Comment by @cynthia Jan 12, 2021 (See Github)

Sorry, found it. https://github.com/WICG/storage-buckets/blob/gh-pages/explainer.md#stakeholder-feedback--opposition

Comment by @torgo Jan 12, 2021 (See Github)

Can you provide a little more info on the positive developer feedback on this that you mention in the multi-stakeholder feedback section? Also, referencing Ken's comment, it would be good to see some more evidence of multiple implementations such as a positive Mozilla standards position?

Comment by @ayuishii Jan 14, 2021 (See Github)

The feedback sounds sensible, and we are happy to see this move forward

Awesome, thank you!

Have you thought about what venue you want this to end up in after WICG?

We see this eventually being a part of the Storage Standard.

Can you provide a little more info on the positive developer feedback on this that you mention in the multi-stakeholder feedback section? Also, referencing Ken's comment, it would be good to see some more evidence of multiple implementations such as a positive Mozilla standards position?

We've had developer participation & positive feedback in our in our TPAC breakout sessions in 2019 [1] & 2020[2] including participants from the Washington Post who have expressed interest in being early testers. We also are working with an internal Google partner who is interested in this API.

As for implementor interest, we have done a joint TPAC 2019 presentation with Mozilla, with some more context on this thread (https://github.com/whatwg/storage/issues/2). But I've just requested a formal position here which will hopefully reflect this. Although no formal position from Safari at this point, they have actively participated in our discussions in TPAC 2019 [1] & TPAC 2020 [2].

[1] TPAC 2019 discussion: doc [2] TPAC 2020 discussion: minutes

Thank you!

Discussed Feb 15, 2021 (See Github)

Yves: is there an issue with partitioning?

Ken: we discussed this but don't recall the answer.

Yves: [leaves comment asking this]

Comment by @ylafon Feb 16, 2021 (See Github)

Hi, Just a quick question, as partitioning might happen in storage as well, how does it impact Storage Bucket API? Thanks

Comment by @ayuishii Mar 15, 2021 (See Github)

Hi @ylafon, Storage Buckets API won't conflict with storage partitioning efforts. We are in communication with the team and making sure the implementation design allows for both.
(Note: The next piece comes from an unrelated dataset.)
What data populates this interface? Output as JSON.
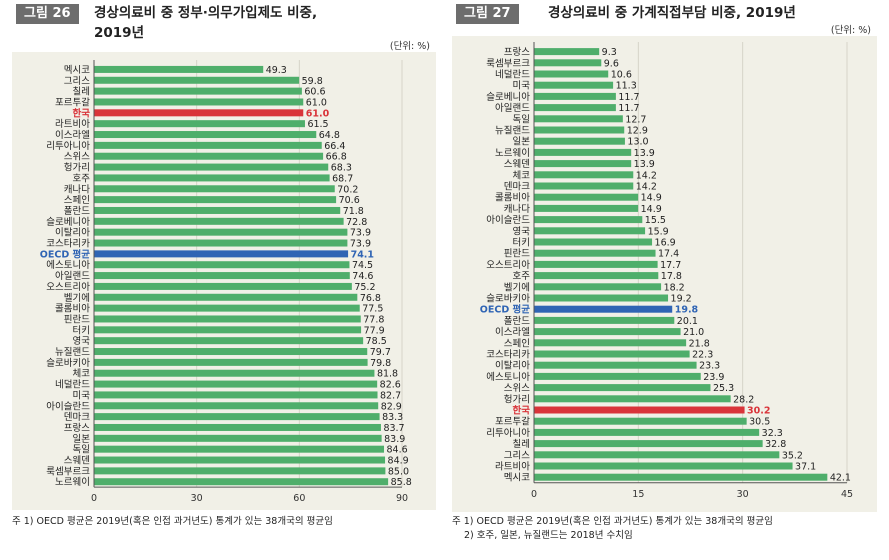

As for Storage Buckets API support in storage partitioning, it is still undecided. It will likely follow the pattern of other storage APIs and will be partitioned in 3rd party contexts. However, there is consideration of not allowing for Storage Buckets API in partitioned storage as well.

Discussed Apr 26, 2021 (See Github)

Hadley: I'm not sure they answered Yves' question. diff between storage buckets and partitioning?

Yves: organise buckets by yourself rather than by each file and resource..

Ken: control your own storage inside your own application. Like caching. You can say which is privacy sensitive..

Yves: or a bucket you pin in your cache.

Ken: per user per site. Site is in control. UI that says you can delete cache but have a bucket you don't want to delete. Site has more control over how caches are stored. Good with regulation, some data needs to be stored and treated in a specific way. Eg. right to be forgotten.. want to remove private info but not necessarily cached images.

Dan: positive from firefox, no signal from edge or safari

Yves: fine to clos

Comment by @ylafon Apr 28, 2021 (See Github)

Thank you for the clarification. To reiterate what @kenchris said: we are happy to see this move forward.